Ita yang telah selesai mandi masuk kedalam kamar . Ponselku sekali lagi berdering dengan nama Rama tertulis disana . Ita menyambar ponsel yang tergeletak di kasur lalu menjawab panggilan video tersebut . Ita mengarahkan kamera belakang ke arahku.
Rama : "Halo Gya ?"
Ita : " Halo Ram .." . Ita menyapa Rama tanpa memperlihatkan wajahnya .

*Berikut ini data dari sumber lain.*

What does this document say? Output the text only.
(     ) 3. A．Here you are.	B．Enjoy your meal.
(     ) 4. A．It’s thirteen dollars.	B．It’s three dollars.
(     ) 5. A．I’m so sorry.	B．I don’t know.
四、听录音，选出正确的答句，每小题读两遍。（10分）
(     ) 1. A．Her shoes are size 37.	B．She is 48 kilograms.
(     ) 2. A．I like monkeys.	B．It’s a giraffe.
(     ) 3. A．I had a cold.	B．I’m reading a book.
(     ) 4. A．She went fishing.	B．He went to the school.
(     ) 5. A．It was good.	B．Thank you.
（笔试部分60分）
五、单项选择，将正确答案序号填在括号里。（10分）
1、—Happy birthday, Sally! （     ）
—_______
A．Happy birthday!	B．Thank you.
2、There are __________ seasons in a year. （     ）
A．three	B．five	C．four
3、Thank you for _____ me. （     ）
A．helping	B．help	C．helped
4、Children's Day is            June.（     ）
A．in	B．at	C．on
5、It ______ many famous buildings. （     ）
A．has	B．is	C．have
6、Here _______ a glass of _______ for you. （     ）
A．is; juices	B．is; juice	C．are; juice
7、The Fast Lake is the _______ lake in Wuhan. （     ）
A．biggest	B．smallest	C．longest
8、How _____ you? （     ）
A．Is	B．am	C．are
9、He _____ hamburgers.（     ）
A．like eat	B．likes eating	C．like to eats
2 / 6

Rama sepertinya segera mengenali interior kamar tersebut dengan nada sedikit keras ia mulai bertanya . "Kalian dimana !" . Ak mendelik ngeri menatap arah suaranya lalu berlari dengan cepat kearah Ita untuk membungkam mulutnya sehingga membuat tampilan gambar dalam panggilan video itu tidak beraturan . Rama masih menuntut penjelasan sekali lagi . "Gya ... kamu dimana !" . Tuhan bagaimana harus aku jelaskan padanya , keadaan begitu tak menguntungkan bagiku saat ini . Aku baru saja tiba di Jakarta dan akan memulai segalanya tapi kenapa ini terjadi .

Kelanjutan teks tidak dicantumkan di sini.